Thunderbird 0.7 bug
By glazou on Wednesday 16 June 2004, 22:06 - Mozilla - Permalink
I have switched to Thunderbird 0.7 because of the multiple identity per account support. It's a great feature, I really needed it. But the feature is a big buggy. If you want to use it, you have to read the following:
- a new identity associated to an account will NOT use the corresponding SMTP server but the default SMTP server... That will allow you to add identities to one account and one only; if you try to do it for a second account, you have a problem with the mail server...
- it's probably a side-effect of the same bug : all mails sent using such an identity are saved in Local Folders, not in your account's folder.
Everything is probably caused by the way those identities are created, they are probably pseudo-accounts, and the default values for thos pseudo-accounts use the default SMTP server and the Local Folders. At least, it's a plausible explanation. But the bug is very annoying.
Nevermind... Just make sure you're running 0.7 and not a release candidate
Sorry for that, Scott.

Comments
BTW: Mozilla supports this too.
I think the fix for bug 202468 will solve the first problem.

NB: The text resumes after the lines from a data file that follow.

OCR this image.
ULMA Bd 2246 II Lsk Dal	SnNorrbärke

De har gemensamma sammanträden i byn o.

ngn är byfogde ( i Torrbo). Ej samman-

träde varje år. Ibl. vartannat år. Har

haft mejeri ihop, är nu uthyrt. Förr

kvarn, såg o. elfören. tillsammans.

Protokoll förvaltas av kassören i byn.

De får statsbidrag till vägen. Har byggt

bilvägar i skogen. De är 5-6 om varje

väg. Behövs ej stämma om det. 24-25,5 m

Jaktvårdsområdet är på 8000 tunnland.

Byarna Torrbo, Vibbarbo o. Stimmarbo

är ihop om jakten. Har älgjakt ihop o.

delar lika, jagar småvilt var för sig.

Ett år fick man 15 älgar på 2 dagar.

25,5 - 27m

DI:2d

If you look at the prefs file, there are actually 4 types of objects created: accounts, identities, servers and smtpservers.
Accounts just seem to be an association between one or more identities and a server. Identities contain your name, email address, signature, etc and the smtpserver to be used for sending email from the identity. Servers hold the IMAP or POP settings, and where to put the mail. Smtpservers hold the hostname of the SMTP server plus any authentication info needed.
So thunderbird should be able to represent the setup you want, even if the UI won't let you set it up. I guess it isn't that easy to design an easy to use UI that fully exposes this level of configurability.
I'm using Thunderbird 0.7. I'm not sure the problem you described appeared when I moved to it, but I'm having that same problem, and I had never had it under Mozilla mail, Netscape mail, or even Thunderbird. It's very annoying.